When my brothers called to propose a round of golf last month, I didn’t hesitate to say yes. I don’t get to play all that often; maybe five times a year, if I’m lucky. This day would be special. For the first time, I’d play with part of my inheritance: my Dad’s clubs. On his favorite course.
A few years ago, I turned down two invitations to play golf with Dad and my two brothers. I suppose I was too busy with work concerns. Now, a year after Dad’s death, I reflect on those lost opportunities with some regret.
There are other times—some bad, mostly good—that I associate with golf. I remember my last game with Dad. We finished the day looking out over the course with our feet resting on the dashboard of the cart.
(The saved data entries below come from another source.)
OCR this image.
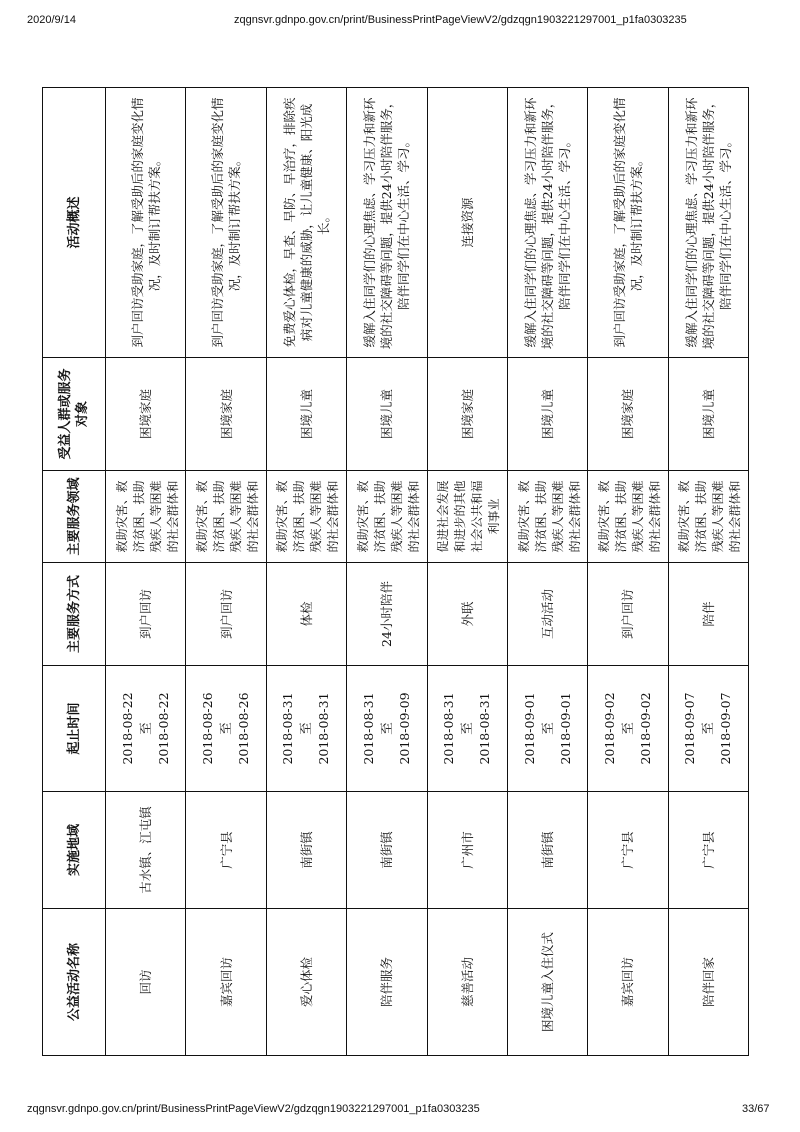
2020/9/14	zqgnsvr.gdnpo.gov.cn/print/BusinessPrintPageViewV2/gdzqgn1903221297001_p1fa0303235
公益活动名称	实施地域	起止时间	主要服务方式	主要服务领域	受益人群或服务对象	活动概述
回访	古水镇、江屯镇	2018-08-22 至 2018-08-22	到户回访	救助灾害、救济贫困、扶助残疾人等困难的社会群体和	困境家庭	到户回访受助家庭，了解受助后的家庭变化情况，及时制订帮扶方案。
嘉宾回访	广宁县	2018-08-26 至 2018-08-26	到户回访	救助灾害、救济贫困、扶助残疾人等困难的社会群体和	困境家庭	到户回访受助家庭，了解受助后的家庭变化情况，及时制订帮扶方案。
爱心体检	南街镇	2018-08-31 至 2018-08-31	体检	救助灾害、救济贫困、扶助残疾人等困难的社会群体和	困境儿童	免费爱心体检，早查、早防、早治疗，排除疾病对儿童健康的威胁，让儿童健康、阳光成长。
陪伴服务	南街镇	2018-08-31 至 2018-09-09	24小时陪伴	救助灾害、救济贫困、扶助残疾人等困难的社会群体和	困境儿童	缓解入住同学们的心理焦虑、学习压力和新环境的社交障碍等问题，提供24小时陪伴服务，陪伴同学们在中心生活、学习。
慈善活动	广州市	2018-08-31 至 2018-08-31	外联	促进社会发展和进步的其他社会公共和福利事业	困境家庭	连接资源
困境儿童入住仪式	南街镇	2018-09-01 至 2018-09-01	互动活动	救助灾害、救济贫困、扶助残疾人等困难的社会群体和	困境儿童	缓解入住同学们的心理焦虑、学习压力和新环境的社交障碍等问题，提供24小时陪伴服务，陪伴同学们在中心生活、学习。
嘉宾回访	广宁县	2018-09-02 至 2018-09-02	到户回访	救助灾害、救济贫困、扶助残疾人等困难的社会群体和	困境家庭	到户回访受助家庭，了解受助后的家庭变化情况，及时制订帮扶方案。
陪伴回家	广宁县	2018-09-07 至 2018-09-07	陪伴	救助灾害、救济贫困、扶助残疾人等困难的社会群体和	困境儿童	缓解入住同学们的心理焦虑、学习压力和新环境的社交障碍等问题，提供24小时陪伴服务，陪伴同学们在中心生活、学习。
zqgnsvr.gdnpo.gov.cn/print/BusinessPrintPageViewV2/gdzqgn1903221297001_p1fa0303235	33/67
I told him I hoped to retire early, maybe about age 55. He said he and his friends had the same goal once.
“When did you change your mind?” I asked.
“When we all turned 54,” he said, smiling.
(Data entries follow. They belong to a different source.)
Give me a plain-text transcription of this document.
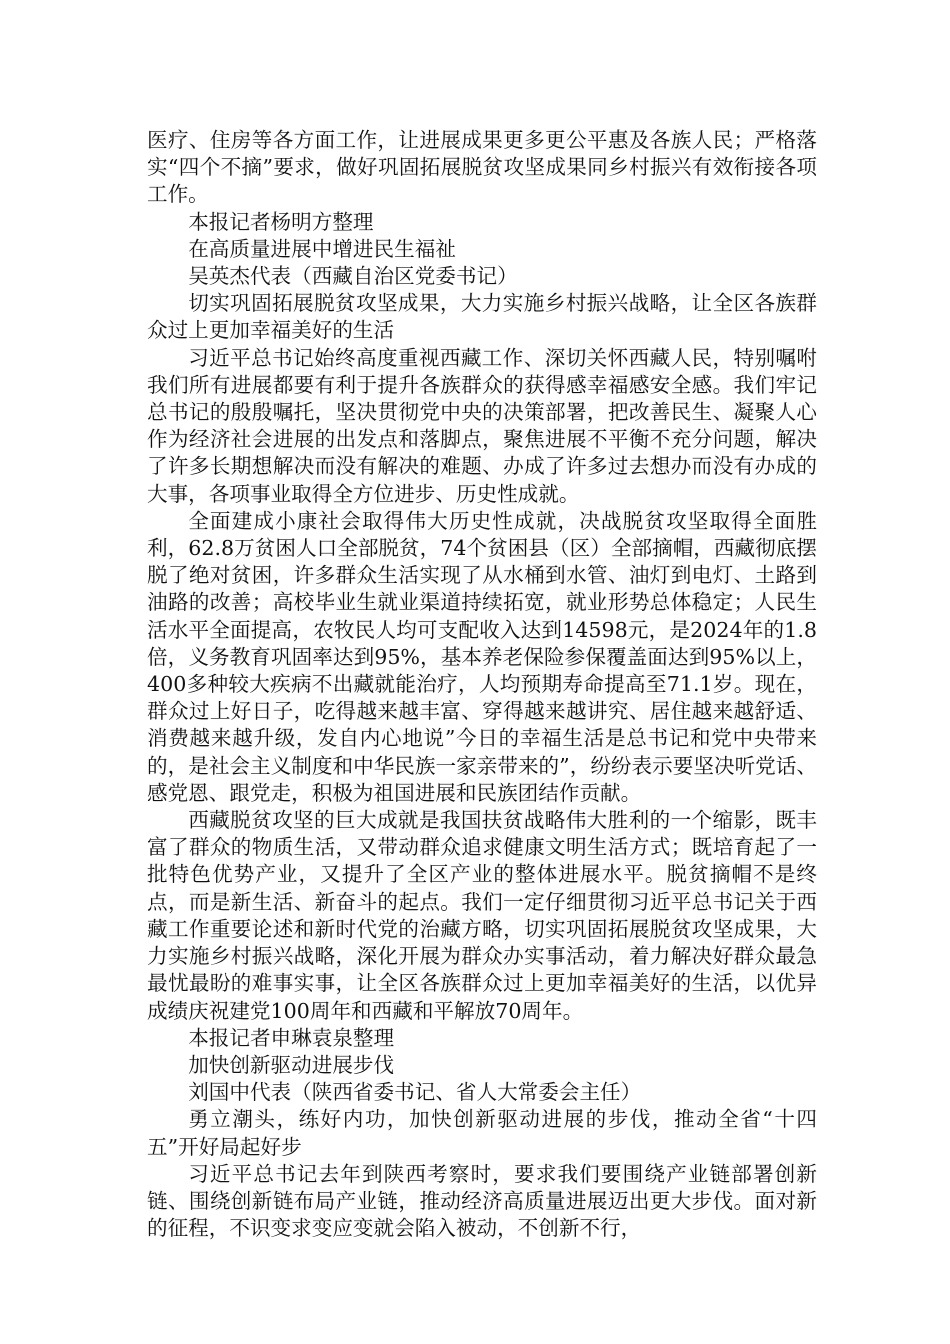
医疗、住房等各方面工作，让进展成果更多更公平惠及各族人民；严格落实“四个不摘”要求，做好巩固拓展脱贫攻坚成果同乡村振兴有效衔接各项工作。

本报记者杨明方整理

在高质量进展中增进民生福祉

吴英杰代表（西藏自治区党委书记）

切实巩固拓展脱贫攻坚成果，大力实施乡村振兴战略，让全区各族群众过上更加幸福美好的生活

习近平总书记始终高度重视西藏工作、深切关怀西藏人民，特别嘱咐我们所有进展都要有利于提升各族群众的获得感幸福感安全感。我们牢记总书记的殷殷嘱托，坚决贯彻党中央的决策部署，把改善民生、凝聚人心作为经济社会进展的出发点和落脚点，聚焦进展不平衡不充分问题，解决了许多长期想解决而没有解决的难题、办成了许多过去想办而没有办成的大事，各项事业取得全方位进步、历史性成就。

全面建成小康社会取得伟大历史性成就，决战脱贫攻坚取得全面胜利，62.8万贫困人口全部脱贫，74个贫困县（区）全部摘帽，西藏彻底摆脱了绝对贫困，许多群众生活实现了从水桶到水管、油灯到电灯、土路到油路的改善；高校毕业生就业渠道持续拓宽，就业形势总体稳定；人民生活水平全面提高，农牧民人均可支配收入达到14598元，是2024年的1.8倍，义务教育巩固率达到95%，基本养老保险参保覆盖面达到95%以上，400多种较大疾病不出藏就能治疗，人均预期寿命提高至71.1岁。现在，群众过上好日子，吃得越来越丰富、穿得越来越讲究、居住越来越舒适、消费越来越升级，发自内心地说”今日的幸福生活是总书记和党中央带来的，是社会主义制度和中华民族一家亲带来的”，纷纷表示要坚决听党话、感党恩、跟党走，积极为祖国进展和民族团结作贡献。

西藏脱贫攻坚的巨大成就是我国扶贫战略伟大胜利的一个缩影，既丰富了群众的物质生活，又带动群众追求健康文明生活方式；既培育起了一批特色优势产业，又提升了全区产业的整体进展水平。脱贫摘帽不是终点，而是新生活、新奋斗的起点。我们一定仔细贯彻习近平总书记关于西藏工作重要论述和新时代党的治藏方略，切实巩固拓展脱贫攻坚成果，大力实施乡村振兴战略，深化开展为群众办实事活动，着力解决好群众最急最忧最盼的难事实事，让全区各族群众过上更加幸福美好的生活，以优异成绩庆祝建党100周年和西藏和平解放70周年。

本报记者申琳袁泉整理

加快创新驱动进展步伐

刘国中代表（陕西省委书记、省人大常委会主任）

勇立潮头，练好内功，加快创新驱动进展的步伐，推动全省“十四五”开好局起好步

习近平总书记去年到陕西考察时，要求我们要围绕产业链部署创新链、围绕创新链布局产业链，推动经济高质量进展迈出更大步伐。面对新的征程，不识变求变应变就会陷入被动，不创新不行，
At a family funeral when I was in college, I met a distant relative, novelist Walker Percy. He invited me out to see the “western South,” and we played golf near his Covington, La., home. He then helped me land an interview and my first job at a Mississippi paper. Years later, when I read Walker was dying, I kept reminding myself to write him a note of thanks. Regrettably, I never did.
I’ll never forget the early Saturday morning in South Carolina when my friend Mike Egan and I were looking for my lost ball on a par three. We then traced a dark trail in the dewy surface of the green. It led straight to my ball—in the hole. In one.
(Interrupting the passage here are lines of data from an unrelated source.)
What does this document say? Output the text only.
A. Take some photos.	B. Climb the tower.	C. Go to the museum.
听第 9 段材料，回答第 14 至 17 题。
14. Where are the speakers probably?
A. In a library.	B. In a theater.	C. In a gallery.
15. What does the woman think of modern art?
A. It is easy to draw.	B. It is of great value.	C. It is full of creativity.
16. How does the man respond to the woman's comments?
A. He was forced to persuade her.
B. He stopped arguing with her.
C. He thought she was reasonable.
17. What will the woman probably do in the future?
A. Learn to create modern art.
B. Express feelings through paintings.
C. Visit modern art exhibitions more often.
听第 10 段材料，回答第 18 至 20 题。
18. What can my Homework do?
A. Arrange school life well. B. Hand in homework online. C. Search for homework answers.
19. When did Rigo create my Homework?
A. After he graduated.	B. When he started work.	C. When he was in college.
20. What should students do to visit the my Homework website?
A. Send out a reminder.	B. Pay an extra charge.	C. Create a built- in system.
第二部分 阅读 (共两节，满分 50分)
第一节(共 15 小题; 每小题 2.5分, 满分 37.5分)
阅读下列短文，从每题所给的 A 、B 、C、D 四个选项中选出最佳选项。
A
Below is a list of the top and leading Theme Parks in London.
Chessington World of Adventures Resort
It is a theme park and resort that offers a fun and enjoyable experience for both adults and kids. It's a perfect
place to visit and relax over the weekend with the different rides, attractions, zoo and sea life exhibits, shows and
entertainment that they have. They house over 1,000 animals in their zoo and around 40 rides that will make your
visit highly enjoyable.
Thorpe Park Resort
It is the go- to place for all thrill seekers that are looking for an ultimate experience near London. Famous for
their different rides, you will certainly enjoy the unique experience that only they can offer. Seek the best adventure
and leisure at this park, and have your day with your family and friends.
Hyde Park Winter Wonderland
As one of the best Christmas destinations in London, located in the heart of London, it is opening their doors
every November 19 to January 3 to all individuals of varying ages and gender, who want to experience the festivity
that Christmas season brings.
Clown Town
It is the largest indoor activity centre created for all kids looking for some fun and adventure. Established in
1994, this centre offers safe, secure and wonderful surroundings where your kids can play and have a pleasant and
Once, when I was in marketing The Charlotte Observer, I helped arrange an evening with Lewis Grizzard to benefit a local charity. While he was in town, I assumed the role of the paper’s goodwill ambassador and Lewis’ chauffeur. He asked if I could arrange a tee time at a local course.
When we were on the fourth hole, it began to sleet rather heavily. Lewis and I were having fun and were anxious to press on, but his manager, Tony, was tiring of angling puts around piles of ice. We retired to the clubhouse for some Irish coffees.
Lewis had another request. He asked if I knew anyone who could get him on the course at Peachtree. I told him I’d call next time I was in Atlanta—if it wasn’t sleeting. I never called.
I suppose golf is like life in some ways. If you choose to play, you’re bound to land in the rough or the sand trap or the water once in a while. Sometimes, everything goes straight down the fairway. One thing is guaranteed: you will finish the round one way or another.
On this occasion with my brothers, I had some good shots and some bad ones. I was proud to play with the clubs that Dad passed on to me. And, at least I didn’t let another opportunity to spend time with my friends or family slip away.
As my brothers and I walked away from the 18th green, a youngster was on the practice tee, preparing for his trip to the first tee and his walk around the hills and valleys and traps of the course beyond.